On the Character of a Yellow Called Orpiment. Chapter XLVII
A color known as orpiment is yellow. This color is an artificial one. It is made by alchemy, and is really poisonous. And in color it is a handsome yellow more closely resembling gold than any other color. It is not good for use on a wall, either in fresco or with temperas, because it turns black on exposure to the air. It is very good for painting on shields and lances. A mixture of some of this color with Bagdad indigo gives a green color for grasses and foliage. Its tempera calls for nothing but size. Sparrowhawks are physicked with this color against a certain illness which affects them. And this color is, to start with, the most refractory color to work up that there is in our profession. And so, when you want to work it up, put the amount you want onto your stone; and, with the one which you hold in your hand, proceed to coax it, little by little, so as to squeeze it from one stone to the other, mixing in a little of the glass of a broken goblet, because the powder of the glass attracts the orpiment to the roughness of the stone. When you have got it powdered, put some clear water on it, and work it up as much as you can; for if you were to work it for ten years, it would constantly become more perfect. Beware of soiling your mouth with it, lest you suffer personal injury.
On the Character of a Yellow which is Called Realgar. Chapter XLVIII
A yellow color known as realgar is yellow. This color is really poisonous. We do not use it, except sometimes on panel. There is no keeping company with it. When you want to work it up,[48] adopt those measures which I have taught you for the other colors. It wants to be ground a great deal with clear water. And look out for yourself.
Orpiment (As₂S₃) and Realgar (α-As₄S₄) are both arsenic sulphides. DO NOT LICK THE PAINT.
Too bad that the French didn’t have that to paint the Statue of Liberty with. It would have been harder to obscure the point of it. (The broken shackles should have been enough. )

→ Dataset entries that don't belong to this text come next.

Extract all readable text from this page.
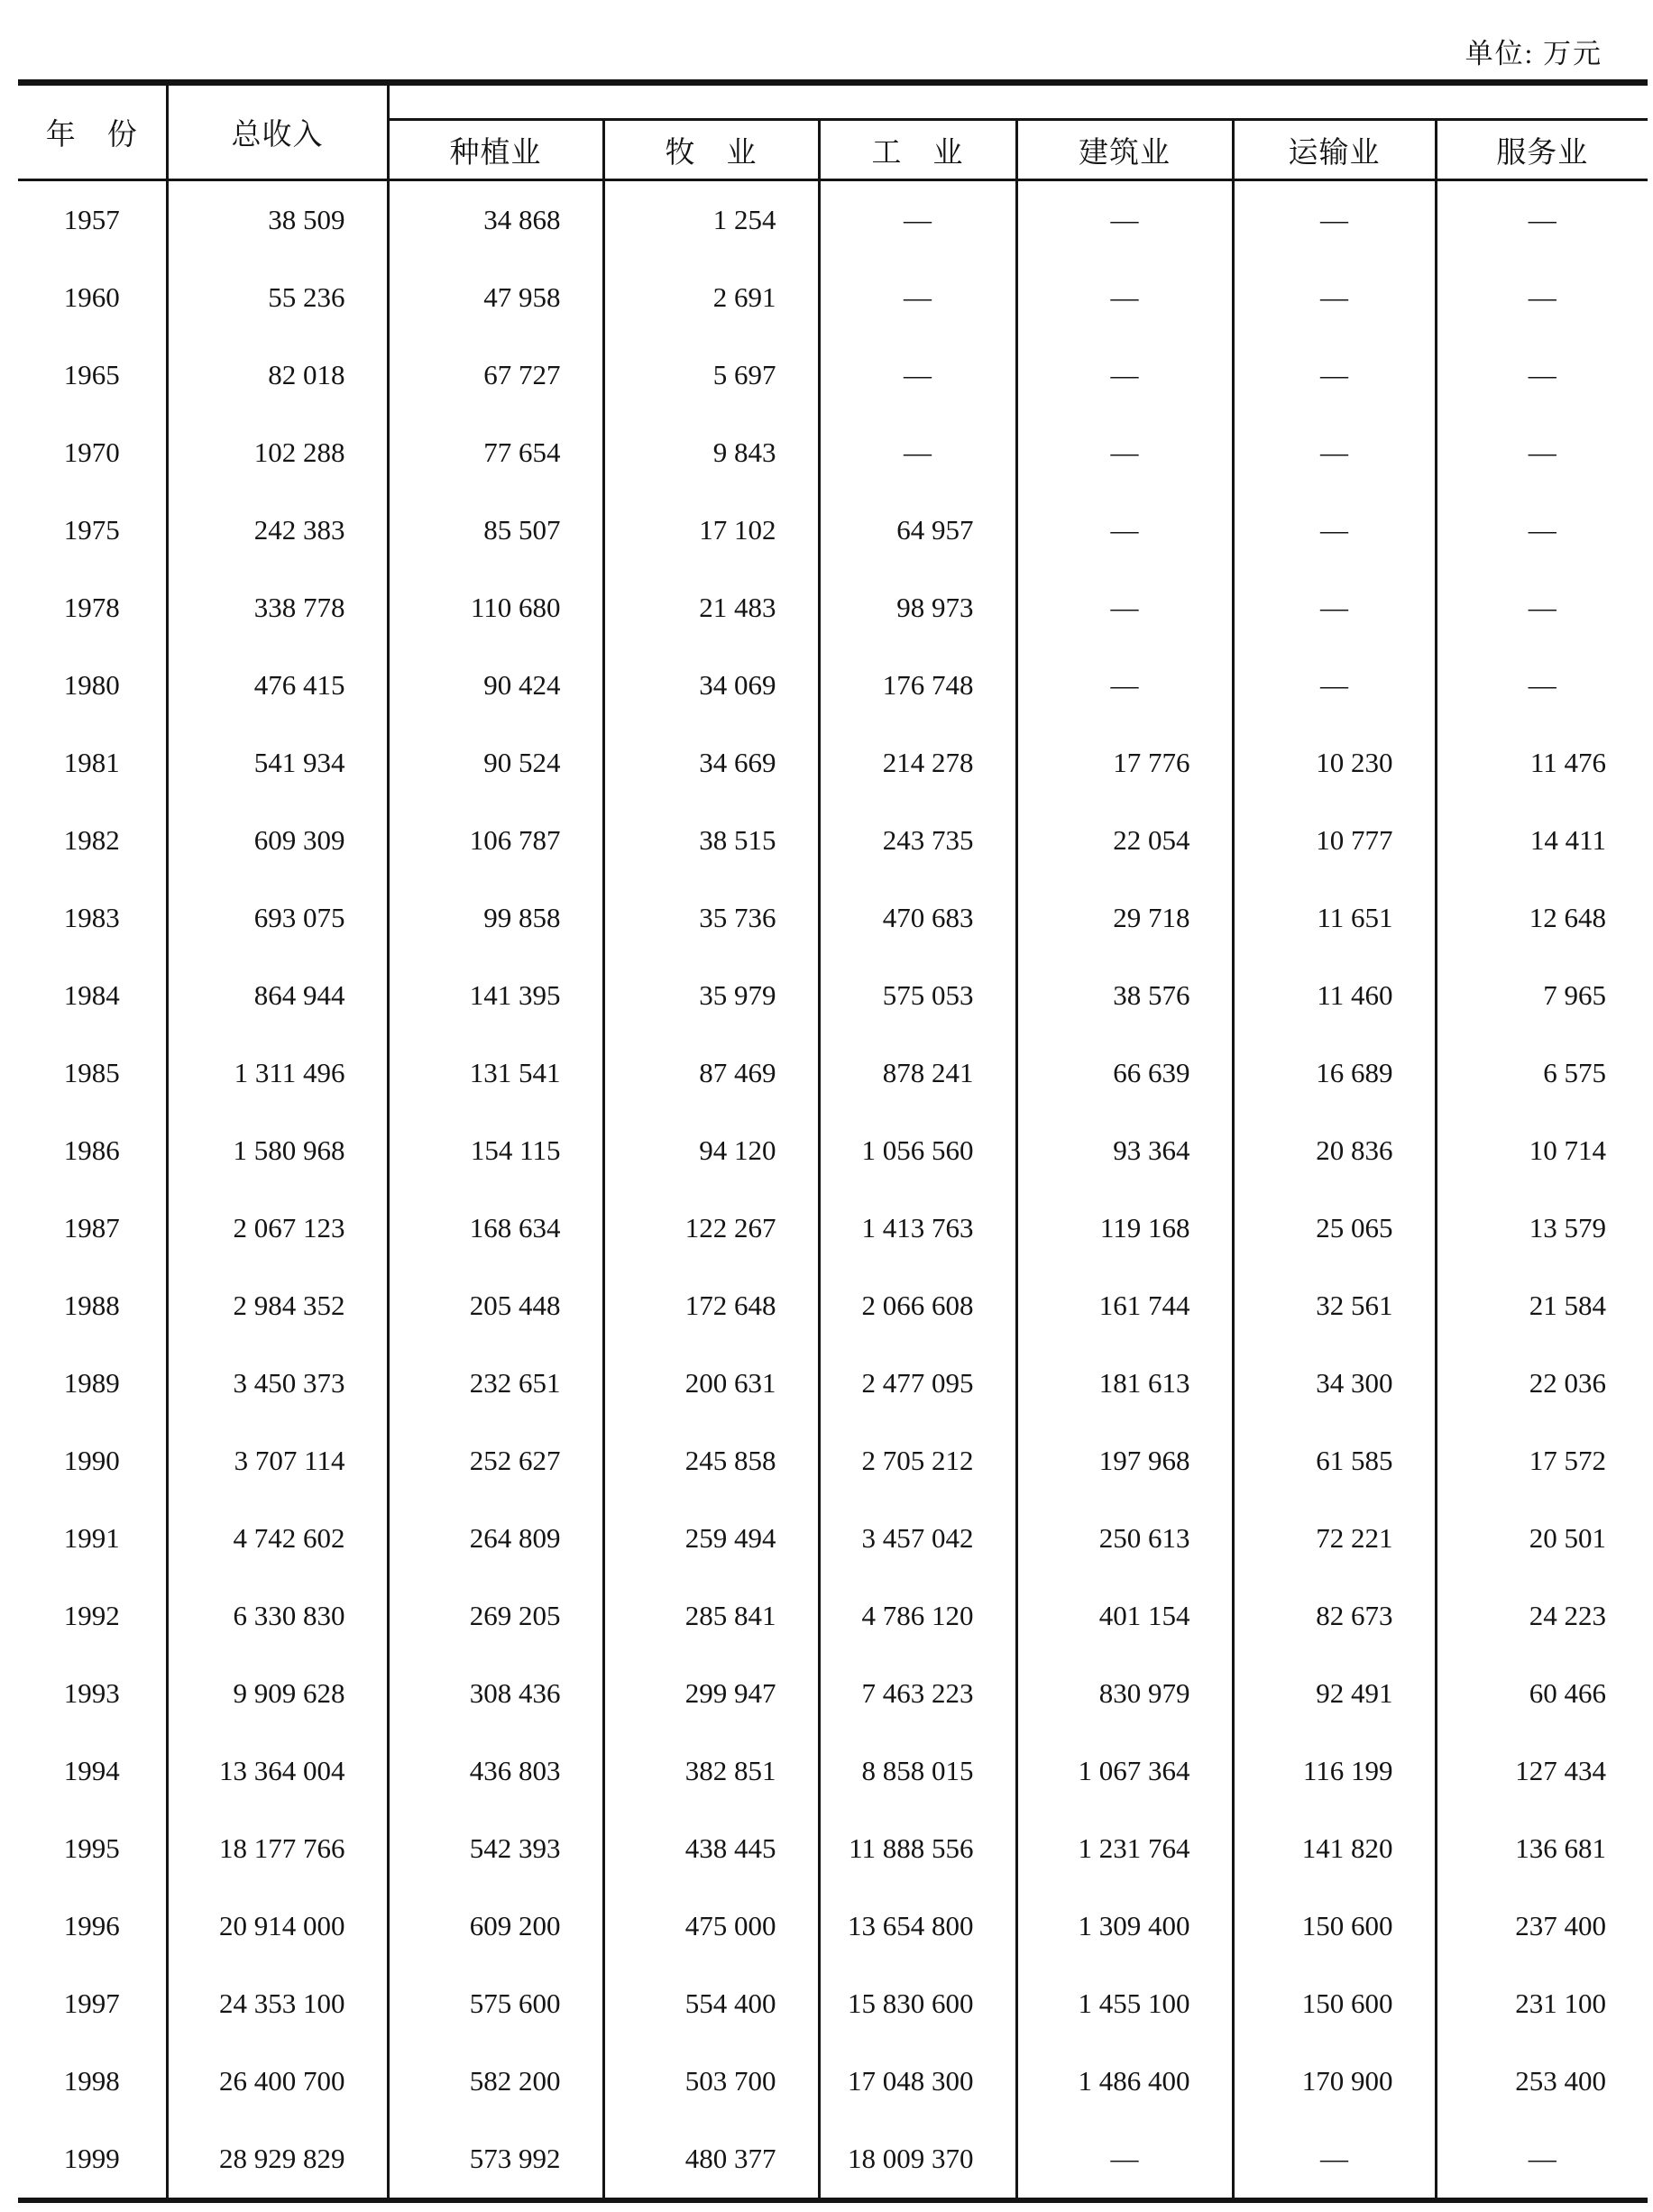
单位: 万元
年　份	总收入						
		种植业	牧　业	工　业	建筑业	运输业	服务业
1957	38 509	34 868	1 254	—	—	—	—
1960	55 236	47 958	2 691	—	—	—	—
1965	82 018	67 727	5 697	—	—	—	—
1970	102 288	77 654	9 843	—	—	—	—
1975	242 383	85 507	17 102	64 957	—	—	—
1978	338 778	110 680	21 483	98 973	—	—	—
1980	476 415	90 424	34 069	176 748	—	—	—
1981	541 934	90 524	34 669	214 278	17 776	10 230	11 476
1982	609 309	106 787	38 515	243 735	22 054	10 777	14 411
1983	693 075	99 858	35 736	470 683	29 718	11 651	12 648
1984	864 944	141 395	35 979	575 053	38 576	11 460	7 965
1985	1 311 496	131 541	87 469	878 241	66 639	16 689	6 575
1986	1 580 968	154 115	94 120	1 056 560	93 364	20 836	10 714
1987	2 067 123	168 634	122 267	1 413 763	119 168	25 065	13 579
1988	2 984 352	205 448	172 648	2 066 608	161 744	32 561	21 584
1989	3 450 373	232 651	200 631	2 477 095	181 613	34 300	22 036
1990	3 707 114	252 627	245 858	2 705 212	197 968	61 585	17 572
1991	4 742 602	264 809	259 494	3 457 042	250 613	72 221	20 501
1992	6 330 830	269 205	285 841	4 786 120	401 154	82 673	24 223
1993	9 909 628	308 436	299 947	7 463 223	830 979	92 491	60 466
1994	13 364 004	436 803	382 851	8 858 015	1 067 364	116 199	127 434
1995	18 177 766	542 393	438 445	11 888 556	1 231 764	141 820	136 681
1996	20 914 000	609 200	475 000	13 654 800	1 309 400	150 600	237 400
1997	24 353 100	575 600	554 400	15 830 600	1 455 100	150 600	231 100
1998	26 400 700	582 200	503 700	17 048 300	1 486 400	170 900	253 400
1999	28 929 829	573 992	480 377	18 009 370	—	—	—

The “skin” isn’t painted or plated, it is plates of copper, 2.4 mm thick, shaped using the repoussé technique. And while copper was chosen over bronze or stone due to its lower cost, weight, and ease of transportation, Bartholdi had more than enough experience as a sculptor to know that
a) it would turn green and
b) the patina would provide a protective layer against corrosion and weathering.
Anything that can’t be a surprise is arguably part of the design.
Both her original glowing copper color, and her later lovely verdigris patina are gorgeous. She must have looked so interesting while her color was changing.
I caught a bit of a routine by an actor/writer/comedian associate of Andy Warhol. He was V funny, and had a particularly great line. “There’s a great big lesbian out there in New York Harbor, and she’s carrying a torch for somebody!”